Candace D. Berg


This Note argues that the recent judicial interpretations of the DPPA by the Supreme Court and the Seventh Circuit have improperly limited the scope of permissible uses. The imposition of reasonableness limitations on disclosure, and the judicial analysis of disclosure to determine the exclusive predominant purpose, were novel judicial interpretations of a longstanding and established statute. Courts’ narrow interpretations of the permissible uses of the DPPA are contrary to the text of the statute and do not advance the statute’s central goals. The courts’ approaches are also likely to have significant practical effect contrary to general policy aims. Such changes are better considered by Congress than in the courts.
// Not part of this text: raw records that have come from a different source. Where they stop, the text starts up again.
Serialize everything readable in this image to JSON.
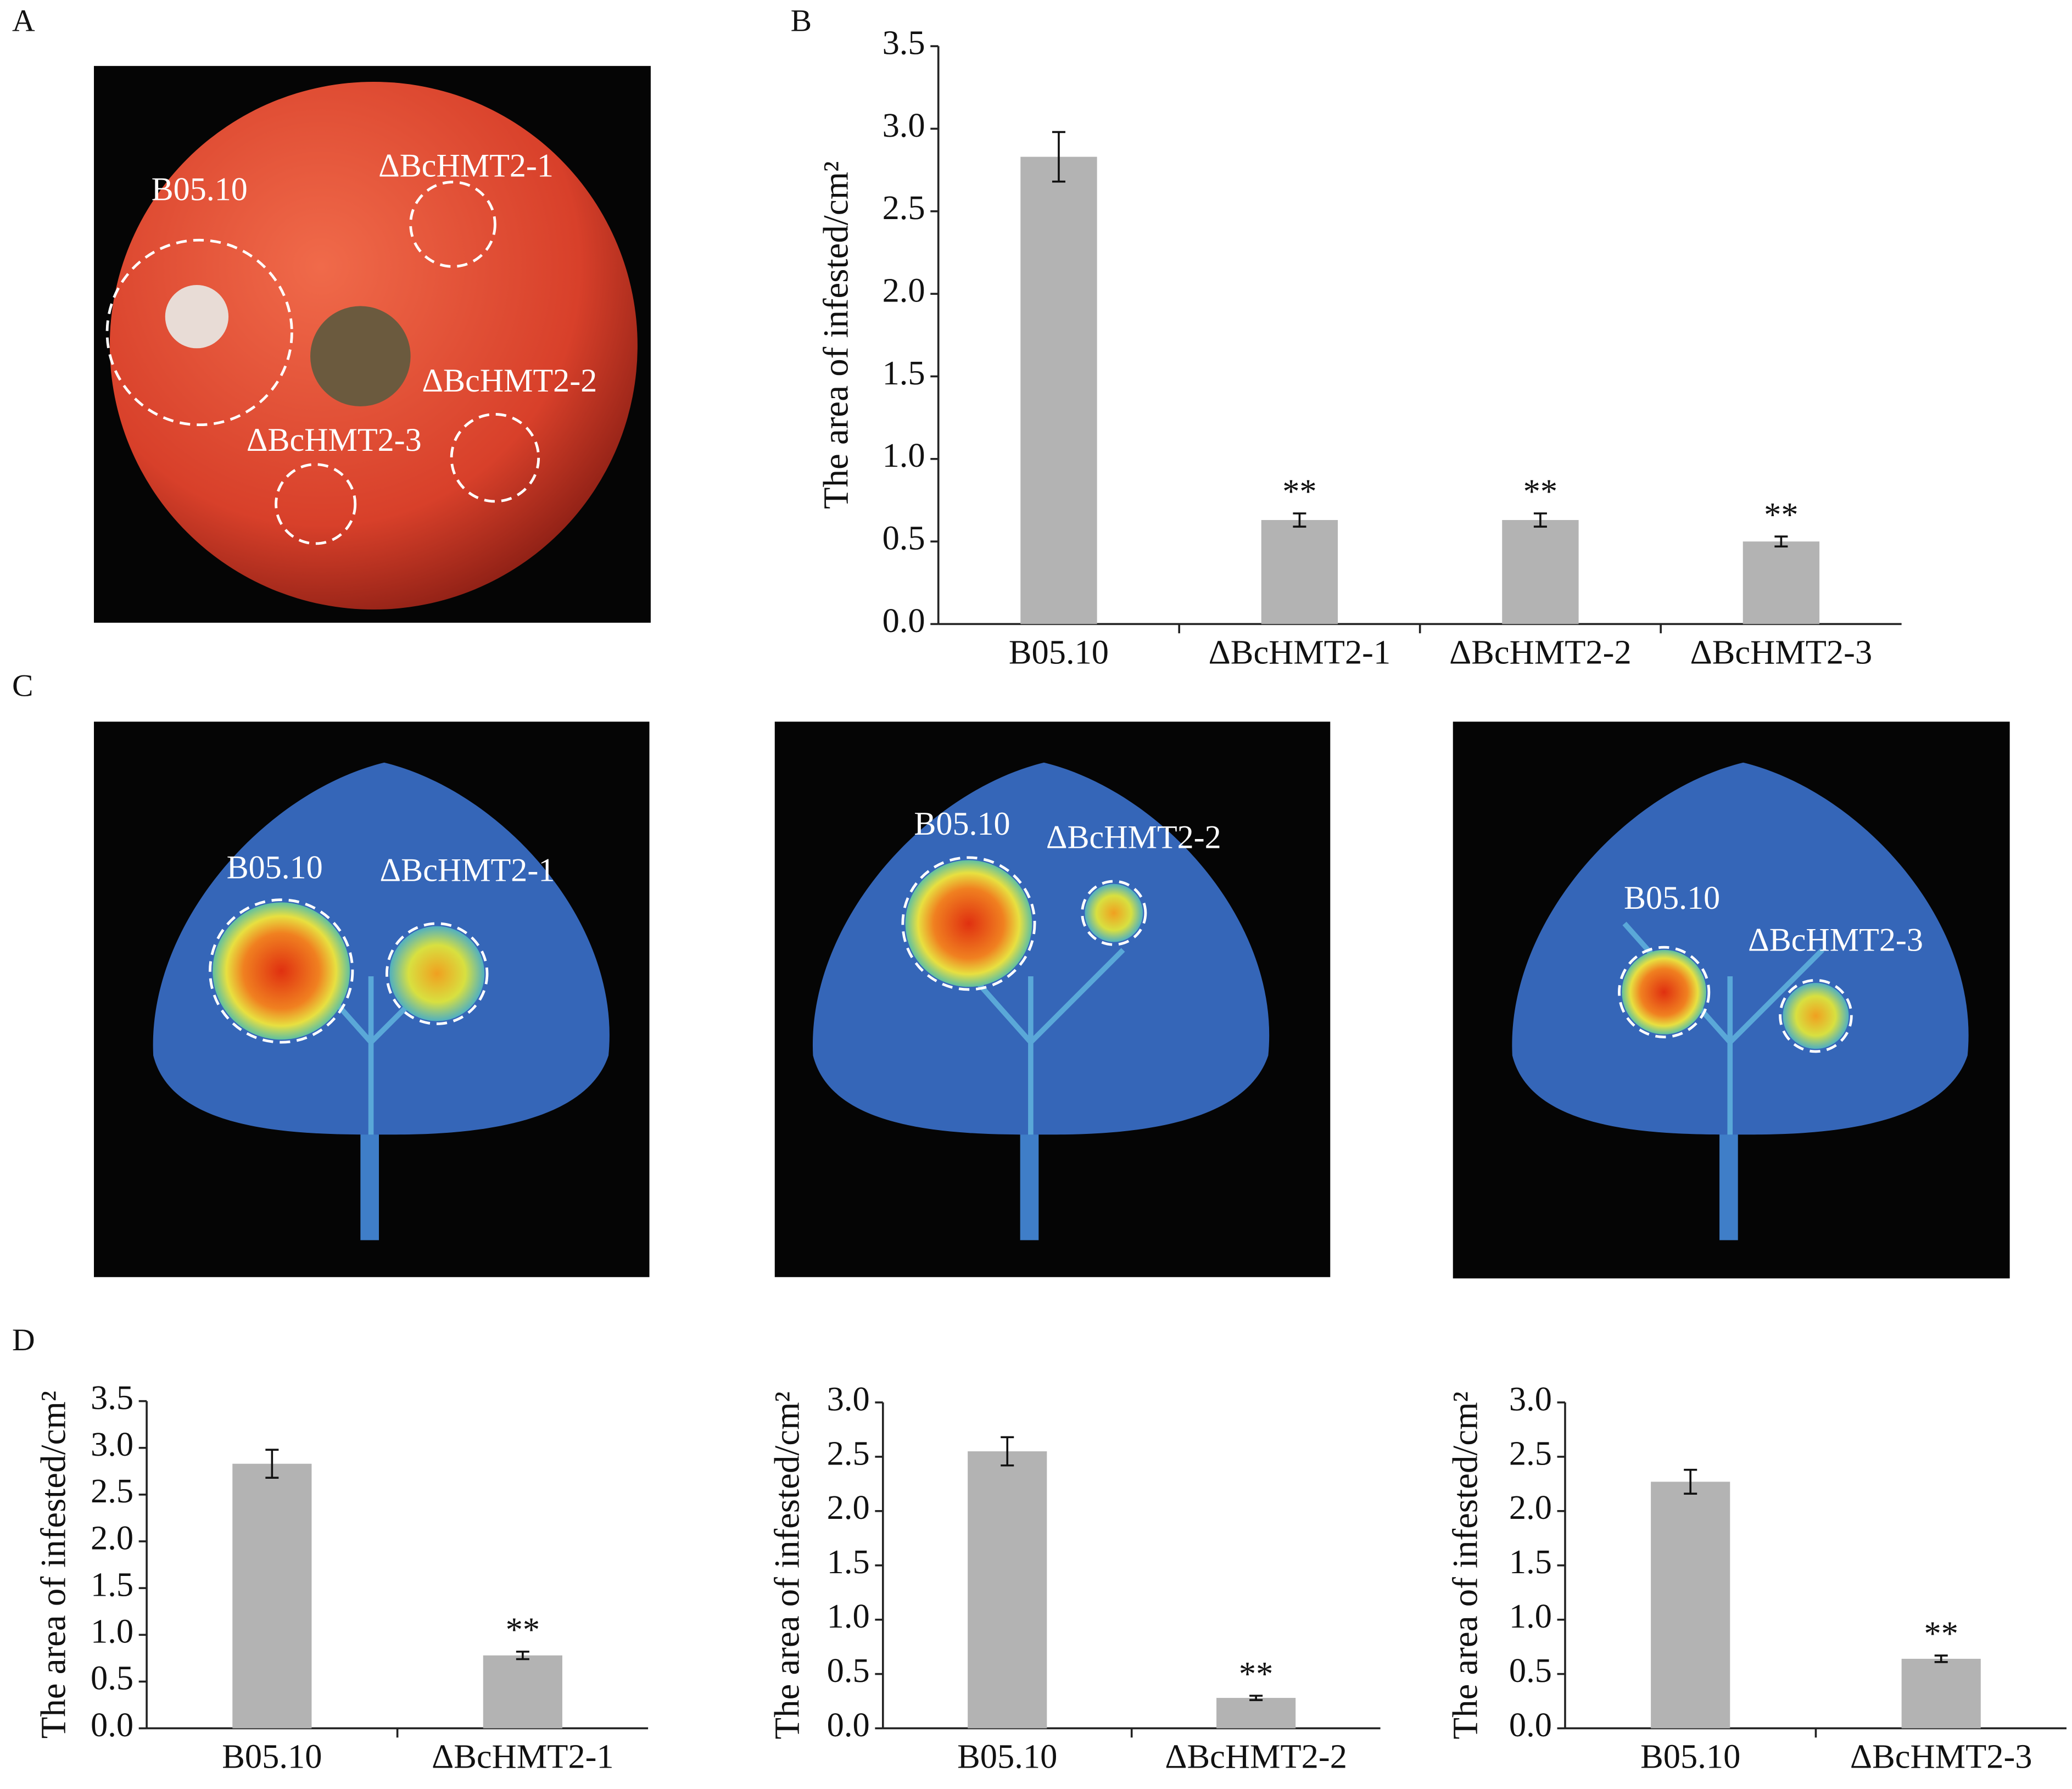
{
  "panel_labels": [
    "A",
    "B",
    "C",
    "D"
  ],
  "photo_a": {
    "labels": [
      "B05.10",
      "ΔBcHMT2-1",
      "ΔBcHMT2-2",
      "ΔBcHMT2-3"
    ]
  },
  "photo_c": {
    "leaves": [
      {
        "labels": [
          "B05.10",
          "ΔBcHMT2-1"
        ]
      },
      {
        "labels": [
          "B05.10",
          "ΔBcHMT2-2"
        ]
      },
      {
        "labels": [
          "B05.10",
          "ΔBcHMT2-3"
        ]
      }
    ]
  },
  "chart_data": [
    {
      "type": "bar",
      "y_label": "The area of infested/cm²",
      "color": "#b3b3b3",
      "categories": [
        "B05.10",
        "ΔBcHMT2-1",
        "ΔBcHMT2-2",
        "ΔBcHMT2-3"
      ],
      "values": [
        2.83,
        0.63,
        0.63,
        0.5
      ],
      "errors": [
        0.15,
        0.04,
        0.04,
        0.03
      ],
      "significance": [
        null,
        "**",
        "**",
        "**"
      ],
      "ylim": [
        0,
        3.5
      ],
      "yticks": [
        {
          "value": 0,
          "label": "0.0"
        },
        0.5,
        {
          "value": 1,
          "label": "1.0"
        },
        1.5,
        {
          "value": 2,
          "label": "2.0"
        },
        2.5,
        {
          "value": 3,
          "label": "3.0"
        },
        3.5
      ]
    },
    {
      "type": "bar",
      "y_label": "The area of infested/cm²",
      "color": "#b3b3b3",
      "categories": [
        "B05.10",
        "ΔBcHMT2-1"
      ],
      "values": [
        2.83,
        0.78
      ],
      "errors": [
        0.15,
        0.04
      ],
      "significance": [
        null,
        "**"
      ],
      "ylim": [
        0,
        3.5
      ],
      "yticks": [
        {
          "value": 0,
          "label": "0.0"
        },
        0.5,
        {
          "value": 1,
          "label": "1.0"
        },
        1.5,
        {
          "value": 2,
          "label": "2.0"
        },
        2.5,
        {
          "value": 3,
          "label": "3.0"
        },
        3.5
      ]
    },
    {
      "type": "bar",
      "y_label": "The area of infested/cm²",
      "color": "#b3b3b3",
      "categories": [
        "B05.10",
        "ΔBcHMT2-2"
      ],
      "values": [
        2.55,
        0.28
      ],
      "errors": [
        0.13,
        0.02
      ],
      "significance": [
        null,
        "**"
      ],
      "ylim": [
        0,
        3
      ],
      "yticks": [
        {
          "value": 0,
          "label": "0.0"
        },
        0.5,
        {
          "value": 1,
          "label": "1.0"
        },
        1.5,
        {
          "value": 2,
          "label": "2.0"
        },
        2.5,
        {
          "value": 3,
          "label": "3.0"
        }
      ]
    },
    {
      "type": "bar",
      "y_label": "The area of infested/cm²",
      "color": "#b3b3b3",
      "categories": [
        "B05.10",
        "ΔBcHMT2-3"
      ],
      "values": [
        2.27,
        0.64
      ],
      "errors": [
        0.11,
        0.03
      ],
      "significance": [
        null,
        "**"
      ],
      "ylim": [
        0,
        3
      ],
      "yticks": [
        {
          "value": 0,
          "label": "0.0"
        },
        0.5,
        {
          "value": 1,
          "label": "1.0"
        },
        1.5,
        {
          "value": 2,
          "label": "2.0"
        },
        2.5,
        {
          "value": 3,
          "label": "3.0"
        }
      ]
    }
  ]
}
Part I of this Note details the origins of the DPPA and identifies the congressional intent underlying the text of the statute. Part II provides a brief history of the constitutional challenges to the DPPA and notes the past treatment of the statute’s permissible uses in various circuits. Parts III and IV give a detailed account of two recent court cases that have imposed new limits on permissible uses of personal information. Part V argues against these interpretations and explores their likely practical implications. The argument highlights the plain language of the statute and its relationship with the Act’s legislative history and purpose, while remarking on the implications of civil liability, the role of the rule of lenity, and the need to ensure proper notice of violations falling under the statute. The Note concludes that if new constraints are to be placed onto the scope of permissible uses under the DPPA, the limitations should arise from congressional action and should not be imposed through judicial usurpation of the lawmaking role.